Author: Damien M. Schiff
Today's Wall Street Journal has an oped by Lisa Jackson, Administrator of the Environmental Protection Agency, celebrating the agency's 40-year history of enforcement of federal environmental laws, including the Clean Water Act and the Clean Air Act. I'm sure that one can find any number of "successes" that EPA has had over the last four decades in reducing pollution and improving the environment (although query whether these goals would have been achieved anyway through the private sector).
But noticeably absent from Ms. Jackson's article is a discussion of EPA's many regulatory abuses. Perhaps most prominent among them is the agency's thirty-year history of overextending the Clean Water Act's mandate to regulate the waters of the United States. Over the years at PLF, we have represented many innocent landowners who incurred the ire of the EPA just for exercising their constitutional and natural right to use and develop their private property.

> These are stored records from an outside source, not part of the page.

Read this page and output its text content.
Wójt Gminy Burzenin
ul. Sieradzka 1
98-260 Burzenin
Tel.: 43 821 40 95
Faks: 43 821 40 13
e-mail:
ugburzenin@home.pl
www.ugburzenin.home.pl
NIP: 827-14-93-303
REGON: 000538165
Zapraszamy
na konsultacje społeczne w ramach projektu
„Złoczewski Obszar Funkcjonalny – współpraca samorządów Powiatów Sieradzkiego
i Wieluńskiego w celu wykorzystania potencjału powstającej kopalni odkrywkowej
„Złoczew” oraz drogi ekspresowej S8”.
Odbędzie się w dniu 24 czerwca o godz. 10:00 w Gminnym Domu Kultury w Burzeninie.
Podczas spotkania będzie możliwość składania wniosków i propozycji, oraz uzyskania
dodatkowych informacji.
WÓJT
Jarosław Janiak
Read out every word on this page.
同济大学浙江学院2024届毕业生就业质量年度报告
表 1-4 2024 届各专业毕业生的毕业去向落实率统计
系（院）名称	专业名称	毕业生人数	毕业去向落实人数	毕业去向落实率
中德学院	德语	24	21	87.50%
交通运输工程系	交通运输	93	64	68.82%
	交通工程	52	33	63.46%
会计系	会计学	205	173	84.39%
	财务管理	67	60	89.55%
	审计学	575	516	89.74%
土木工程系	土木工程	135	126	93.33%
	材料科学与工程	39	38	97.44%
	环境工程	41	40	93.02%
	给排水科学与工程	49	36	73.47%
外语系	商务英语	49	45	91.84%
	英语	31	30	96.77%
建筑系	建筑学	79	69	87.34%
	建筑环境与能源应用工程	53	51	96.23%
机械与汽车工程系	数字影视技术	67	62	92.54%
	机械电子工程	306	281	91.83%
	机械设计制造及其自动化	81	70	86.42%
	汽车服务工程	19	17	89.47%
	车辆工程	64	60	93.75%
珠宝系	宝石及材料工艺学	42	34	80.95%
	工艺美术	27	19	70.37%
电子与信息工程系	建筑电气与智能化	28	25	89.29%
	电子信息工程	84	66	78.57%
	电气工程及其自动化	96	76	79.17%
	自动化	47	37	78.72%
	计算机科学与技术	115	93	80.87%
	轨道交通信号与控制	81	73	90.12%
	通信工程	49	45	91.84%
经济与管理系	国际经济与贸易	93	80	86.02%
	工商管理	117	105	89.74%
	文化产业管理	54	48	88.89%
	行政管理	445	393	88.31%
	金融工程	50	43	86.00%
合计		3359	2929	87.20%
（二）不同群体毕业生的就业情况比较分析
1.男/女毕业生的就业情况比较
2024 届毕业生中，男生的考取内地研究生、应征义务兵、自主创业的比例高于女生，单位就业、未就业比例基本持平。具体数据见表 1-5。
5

EPA's abuse, unfortunately, is not limited to the Clean Water Act; recently, the agency has begun taking the initial steps essentially to control the entire American economy by regulating greenhouse gases under the Clean Air Act. In so doing, the agency has flouted basic procedural protections designed to insure the scientific credibility of its decisionmaking.
The sorry tale of abuses could go on and on. Suffice it to say, though, that I shan't be attending the agency's b-day party.